Die Analyse der Ausgangslage sowie der eingetretenen und möglichen Probleme ergebe ein klares Bild, so Köstinger: „Die Preissteigerungen sind das größte Problem.“
Die Teuerungen und Preissteigerungen betreffen laut Köstinger als erstes die Produktion, denn die Lebensmittelproduktion benötige etwa 10 % des importierten Gases. Die Kosten für Dünge- und für Pflanzenschutzmittel hätten sich um 200 % erhöht, einen Anstieg verzeichnen ebenso die Kosten für Veterinärmedizin. „Diese Kostensteigerungen sind für die Landwirtschaft eine große Herausforderung“, meinte Köstinger.
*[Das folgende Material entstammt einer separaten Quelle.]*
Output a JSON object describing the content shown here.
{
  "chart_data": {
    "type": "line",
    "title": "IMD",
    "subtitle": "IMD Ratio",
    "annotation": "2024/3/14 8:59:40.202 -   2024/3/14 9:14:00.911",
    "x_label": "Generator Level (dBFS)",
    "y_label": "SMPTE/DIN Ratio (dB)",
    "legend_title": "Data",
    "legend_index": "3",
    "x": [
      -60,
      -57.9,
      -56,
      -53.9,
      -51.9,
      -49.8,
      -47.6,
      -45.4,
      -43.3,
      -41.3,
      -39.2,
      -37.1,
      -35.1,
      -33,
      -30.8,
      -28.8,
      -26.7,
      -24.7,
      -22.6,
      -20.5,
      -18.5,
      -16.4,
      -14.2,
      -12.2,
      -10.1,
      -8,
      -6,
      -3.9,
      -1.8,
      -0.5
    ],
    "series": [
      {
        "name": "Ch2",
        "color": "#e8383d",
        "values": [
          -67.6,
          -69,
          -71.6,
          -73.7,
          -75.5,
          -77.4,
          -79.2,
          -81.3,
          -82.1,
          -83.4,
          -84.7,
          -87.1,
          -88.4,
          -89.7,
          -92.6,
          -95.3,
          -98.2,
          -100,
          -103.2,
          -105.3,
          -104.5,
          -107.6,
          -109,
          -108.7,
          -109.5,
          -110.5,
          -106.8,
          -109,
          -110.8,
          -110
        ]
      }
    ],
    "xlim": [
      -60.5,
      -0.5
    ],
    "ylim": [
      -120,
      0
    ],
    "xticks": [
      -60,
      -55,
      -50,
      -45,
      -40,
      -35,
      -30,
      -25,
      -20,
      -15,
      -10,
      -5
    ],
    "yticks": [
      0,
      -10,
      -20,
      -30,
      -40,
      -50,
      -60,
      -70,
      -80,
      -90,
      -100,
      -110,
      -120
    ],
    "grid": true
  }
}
Kosten steigen stärker als Erlöse
Warum? Die Erzeugerpreise und Erlöse, die die Bauern erhalten, steigen nicht im gleich hohen Ausmaß wie die Kosten für die Betriebsmittel, erläuterte Josef Moosbrugger, Präsident der Landwirtschaftskammer. Die Viehhalter hätten mit Medikamentenkosten zu kämpfen, die Gärtner mit den Energiekosten, die Ackerbauern mit jenen für die Betriebsmittel, vom Pflanzenschutz bis zum Treibstoff.
Österreich hat also keine Versorgungskrise, erläuterte WIFO-Chef Gabriel Felbermayr sondern sei mit steigenden Preisen für Lebensmittel und für deren Produktion konfrontiert. Die Steigerung der Lebensmittelpreise liege mit 5,8 % noch um 1,5 %-Punkte unter der gesamten Teuerung. Die Preise einiger Produkte (Butter, Mehl, Öl) seien stark, jene für andere (etwa Geflügel) kaum angestiegen – „doch das wird noch passieren“, so Felbermayr.
Strategische Reserven anlegen
Als Folge will die Bundesregierung die Eigenproduktion und die Eigenversorgung „massiv stärken und ausbauen“, zusätzliche Flächen für die agrarische Produktion nutzen, etwa Brachflächen.
Zugleich werde an weiteren Maßnahmen gearbeitet, um die Teuerung abfedern. Es sei richtig, so Felbermayr, nicht die Mehrwertsteuer zu verändern, sondern die Probleme dort zu lösen, wo die Probleme lägen. Dies bedeute, die Nebenkosten für Löhne zu senken und die kalte Progression abzuschaffen. Die Diskussion mit dem Finanzressort sei jedenfalls eröffnet, zur Debatte steht laut Köstinger auch ein Paket für landwirtschaftliche Betriebe und zu deren Entlastung bei den Kosten für Betriebsmittel. Ebenfalls beraten werde über die Einlagerungen größerer Mengen an Lebens- und Nahrungsmittel, um strategische Reserven zu bilden. Es gehe nicht mehr so sehr um Lenkung der Preise wie in früheren Jahren sondern um die Sicherheit in der Versorgung. Bereits jetzt habe Österreich den Jahresbedarf an Düngemitteln und Pflanzenschutz eingelagert.
Grüne Korridore aus der Kornkammer nach Europa
Zugleich befasste sich der Gipfel „mit der Lage außerhalb Europas“, namentlich mit jener in der Ukraine und mit jener hinsichtlich der Welternährung.
Österreich wolle die Ukraine jedenfalls darin unterstützen, ausreichend Saatgut zu erhalten, um anbauen und ernten zu können. Saatkartoffel seien bereits von Österreich in die Ukraine gebracht worden. Um die Ernte aus der Ukraine über den Landweg nach Österreich und nach Europa bringen zu können, sollten „grüne Korridore“ geschaffen werden, gab Köstinger bekannt. Gespräche mit Deutschland und mit der EU werden bereit geführt.